I conclude the answer to be:
exp(-s)/(s^2-1)

But from the direct integral formula:
L[int{t,0}cosh(t'-1)U(t'-1)dt']=L[sinh(t-1)]=(1/2)*(exp(-1)/(s-1)-exp(1)/(s+1)).

This two answers are not consistent!
I totally have no idea what's wrong with the two methods?

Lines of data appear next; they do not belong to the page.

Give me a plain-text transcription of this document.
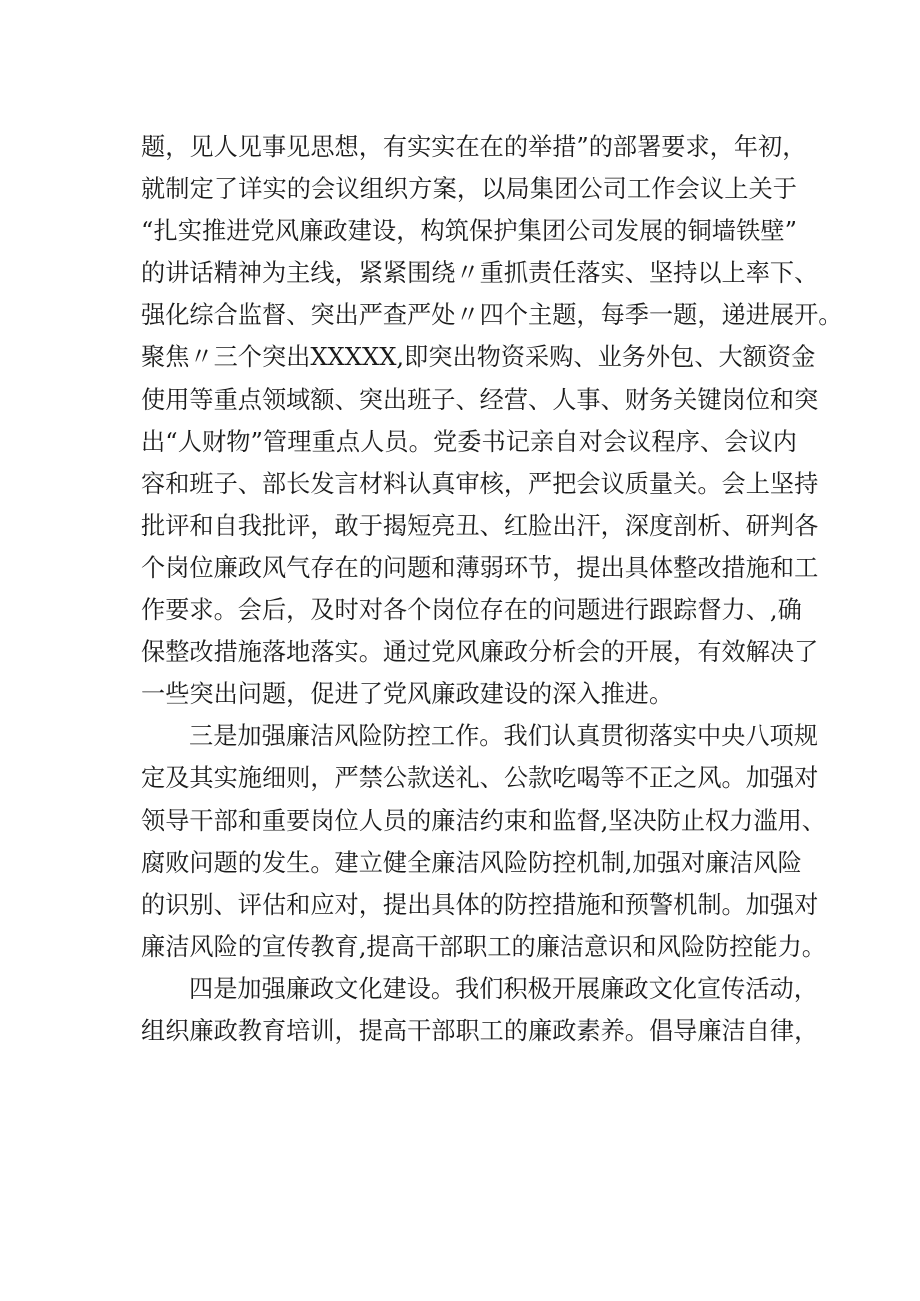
题，见人见事见思想，有实实在在的举措”的部署要求，年初，
就制定了详实的会议组织方案，以局集团公司工作会议上关于
“扎实推进党风廉政建设，构筑保护集团公司发展的铜墙铁壁”
的讲话精神为主线，紧紧围绕〃重抓责任落实、坚持以上率下、
强化综合监督、突出严查严处〃四个主题，每季一题，递进展开。
聚焦〃三个突出XXXXX,即突出物资采购、业务外包、大额资金
使用等重点领域额、突出班子、经营、人事、财务关键岗位和突
出“人财物”管理重点人员。党委书记亲自对会议程序、会议内
容和班子、部长发言材料认真审核，严把会议质量关。会上坚持
批评和自我批评，敢于揭短亮丑、红脸出汗，深度剖析、研判各
个岗位廉政风气存在的问题和薄弱环节，提出具体整改措施和工
作要求。会后，及时对各个岗位存在的问题进行跟踪督力、,确
保整改措施落地落实。通过党风廉政分析会的开展，有效解决了
一些突出问题，促进了党风廉政建设的深入推进。
三是加强廉洁风险防控工作。我们认真贯彻落实中央八项规
定及其实施细则，严禁公款送礼、公款吃喝等不正之风。加强对
领导干部和重要岗位人员的廉洁约束和监督,坚决防止权力滥用、
腐败问题的发生。建立健全廉洁风险防控机制,加强对廉洁风险
的识别、评估和应对，提出具体的防控措施和预警机制。加强对
廉洁风险的宣传教育,提高干部职工的廉洁意识和风险防控能力。
四是加强廉政文化建设。我们积极开展廉政文化宣传活动，
组织廉政教育培训，提高干部职工的廉政素养。倡导廉洁自律，
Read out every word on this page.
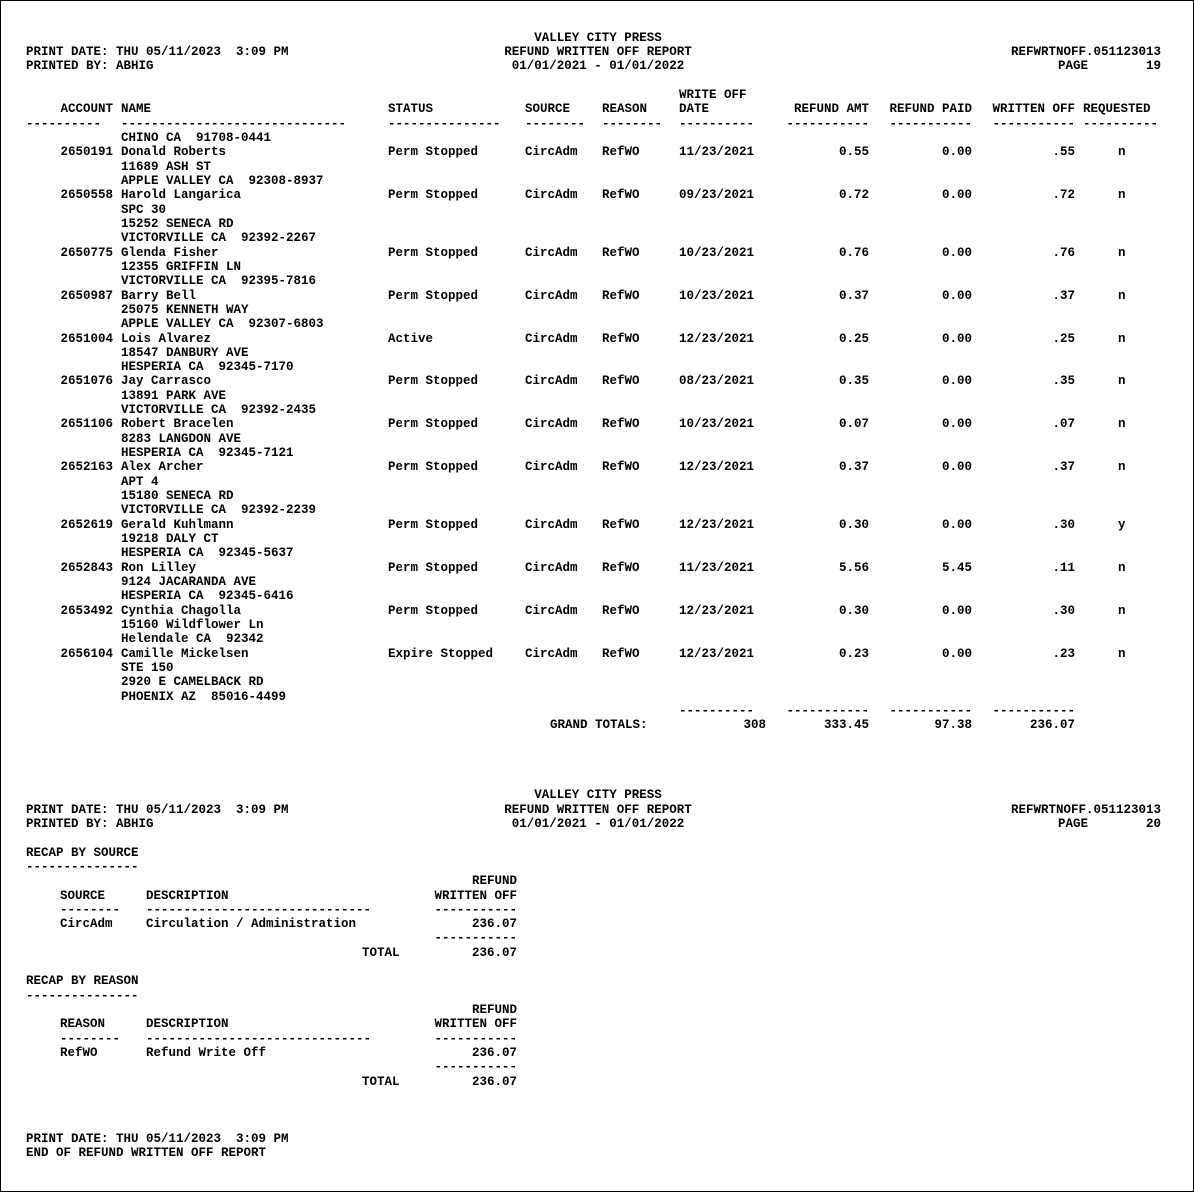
VALLEY CITY PRESS
PRINT DATE: THU 05/11/2023  3:09 PM	REFUND WRITTEN OFF REPORT	REFWRTNOFF.051123013
PRINTED BY: ABHIG	01/01/2021 - 01/01/2022	PAGE	19
WRITE OFF
ACCOUNT NAME	STATUS	SOURCE	REASON	DATE	REFUND AMT	REFUND PAID	WRITTEN OFF REQUESTED
---------- ------------------------------	--------------- -------- -------- ----------	-----------	-----------	----------- ----------
CHINO CA  91708-0441
2650191 Donald Roberts	Perm Stopped	CircAdm RefWO	11/23/2021	0.55	0.00	.55	n
11689 ASH ST
APPLE VALLEY CA  92308-8937
2650558 Harold Langarica	Perm Stopped	CircAdm RefWO	09/23/2021	0.72	0.00	.72	n
SPC 30
15252 SENECA RD
VICTORVILLE CA  92392-2267
2650775 Glenda Fisher	Perm Stopped	CircAdm RefWO	10/23/2021	0.76	0.00	.76	n
12355 GRIFFIN LN
VICTORVILLE CA  92395-7816
2650987 Barry Bell	Perm Stopped	CircAdm RefWO	10/23/2021	0.37	0.00	.37	n
25075 KENNETH WAY
APPLE VALLEY CA  92307-6803
2651004 Lois Alvarez	Active	CircAdm RefWO	12/23/2021	0.25	0.00	.25	n
18547 DANBURY AVE
HESPERIA CA  92345-7170
2651076 Jay Carrasco	Perm Stopped	CircAdm RefWO	08/23/2021	0.35	0.00	.35	n
13891 PARK AVE
VICTORVILLE CA  92392-2435
2651106 Robert Bracelen	Perm Stopped	CircAdm RefWO	10/23/2021	0.07	0.00	.07	n
8283 LANGDON AVE
HESPERIA CA  92345-7121
2652163 Alex Archer	Perm Stopped	CircAdm RefWO	12/23/2021	0.37	0.00	.37	n
APT 4
15180 SENECA RD
VICTORVILLE CA  92392-2239
2652619 Gerald Kuhlmann	Perm Stopped	CircAdm RefWO	12/23/2021	0.30	0.00	.30	y
19218 DALY CT
HESPERIA CA  92345-5637
2652843 Ron Lilley	Perm Stopped	CircAdm RefWO	11/23/2021	5.56	5.45	.11	n
9124 JACARANDA AVE
HESPERIA CA  92345-6416
2653492 Cynthia Chagolla	Perm Stopped	CircAdm RefWO	12/23/2021	0.30	0.00	.30	n
15160 Wildflower Ln
Helendale CA  92342
2656104 Camille Mickelsen	Expire Stopped	CircAdm RefWO	12/23/2021	0.23	0.00	.23	n
STE 150
2920 E CAMELBACK RD
PHOENIX AZ  85016-4499
----------	-----------	-----------	-----------
GRAND TOTALS:	308	333.45	97.38	236.07
VALLEY CITY PRESS
PRINT DATE: THU 05/11/2023  3:09 PM	REFUND WRITTEN OFF REPORT	REFWRTNOFF.051123013
PRINTED BY: ABHIG	01/01/2021 - 01/01/2022	PAGE	20
RECAP BY SOURCE
---------------
REFUND
SOURCE	DESCRIPTION	WRITTEN OFF
-------- ------------------------------	-----------
CircAdm	Circulation / Administration	236.07
-----------
TOTAL	236.07
RECAP BY REASON
---------------
REFUND
REASON	DESCRIPTION	WRITTEN OFF
-------- ------------------------------	-----------
RefWO	Refund Write Off	236.07
-----------
TOTAL	236.07
PRINT DATE: THU 05/11/2023  3:09 PM
END OF REFUND WRITTEN OFF REPORT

I believe the second method should be correct by basic definition of Laplace transformation.

Thanks very much!

2. Jan 18, 2014

### thelema418

How did you find the direct integral (the step at the first equal sign)?

3. Jan 19, 2014

### Ray Vickson

$$\int_0^t \cosh(t'-1) U(t'-1) \, dt' \neq \sinh(t-1)$$
because the integral vanishes if t < 1 but sinh(t-1) does not.

4. Jan 19, 2014

### HallsofIvy

$$\int_0^t cosh(t'- 1)U(t'-1)dt'= \int_1^t cos(t'- 1)dt'$$
and with the substitution u= t'- 1, du= dt', when t'= 1, u= 0 and when t'= t, u= t- 1 so that becomes
$$\int_0^{t-1} cosh(u)du$$.

5. Jan 20, 2014

### davyyao

Thanks Ray Vickson and Hallsoflvy for nice answering.
I think I make mistake to deal with the unit step function in the integral form.
It clear now for me!